Hoje gozo desta indenização.

               Então entendam que não há empolgação em gastar este dinheiro não há motivação ou prazer... Existe apenas... Um vazio...

               Obviamente perdi meu namorado e minhas amigas devido a minha conduta, cheguei a um patamar que era incapaz de SENTIR qualquer coisa, raiva, medo, apreço, felicidade, tristeza... Eu apenas... Existia... E nada mais! Pode parecer angustiante, mas na realidade, não se parecia com nada, pois eu era um “nada”.

               Algo me veio a mente, talvez sugestão de alguma de minhas amigas ou simplesmente reapareceu na superfície, pois meu sonho sempre foi rodar o mundo. Queria conhecer lugares, culturas e costumes, o desafio sempre fora conhecer o máximo que eu pudesse para satisfação própria. Hoje o desafio é simplesmente “sentir algo” em qualquer lugar do planeta.

               E indo para o Brasil tudo mudou...

               Em um hotel no litoral (um dos mais caros) conheci um empresário poliglota.
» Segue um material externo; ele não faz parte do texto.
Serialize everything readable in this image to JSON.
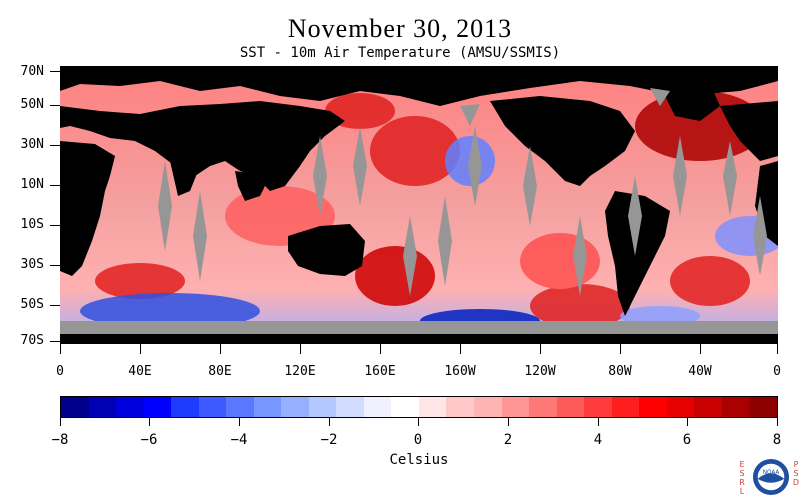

Sinistramente singular este camarada. Que conheceu minha história e após alguns drinks chamados “caipirinhas” me ofereceu uma oportunidade “única”. Disse que: “Se isto não lhe comover, se isto não lhe emocionar, não te transformar, NADA mais irá. Te devolverei o dinheiro e nunca mais nos falaremos”.

               Era o 9º país que eu visitara e estava prestes a desistir, pois nenhum dos outros oito me despertara qualquer tipo de sentimento.

               Apenas topei, já não existia uma única alma neste planeta da qual eu decepcionaria ou teria de me explicar... Sem problemas, retornei ao meu quarto, me vesti apropriadamente e me certifiquei de que meu cantil estava cheio de whisky antes de trancar a porta conferi na internet alguns resultados de apostas que havia feito. 

               O Casarão era escuro e sugestivo. Não fazia ideia do que ocorreria ali, apenas segui o fluxo. Olhando por fora era abandonado, quase que caindo aos pedaços. Na minha concepção apenas não foi vandalizado pois havia um firme sistema de segurança guardando o local.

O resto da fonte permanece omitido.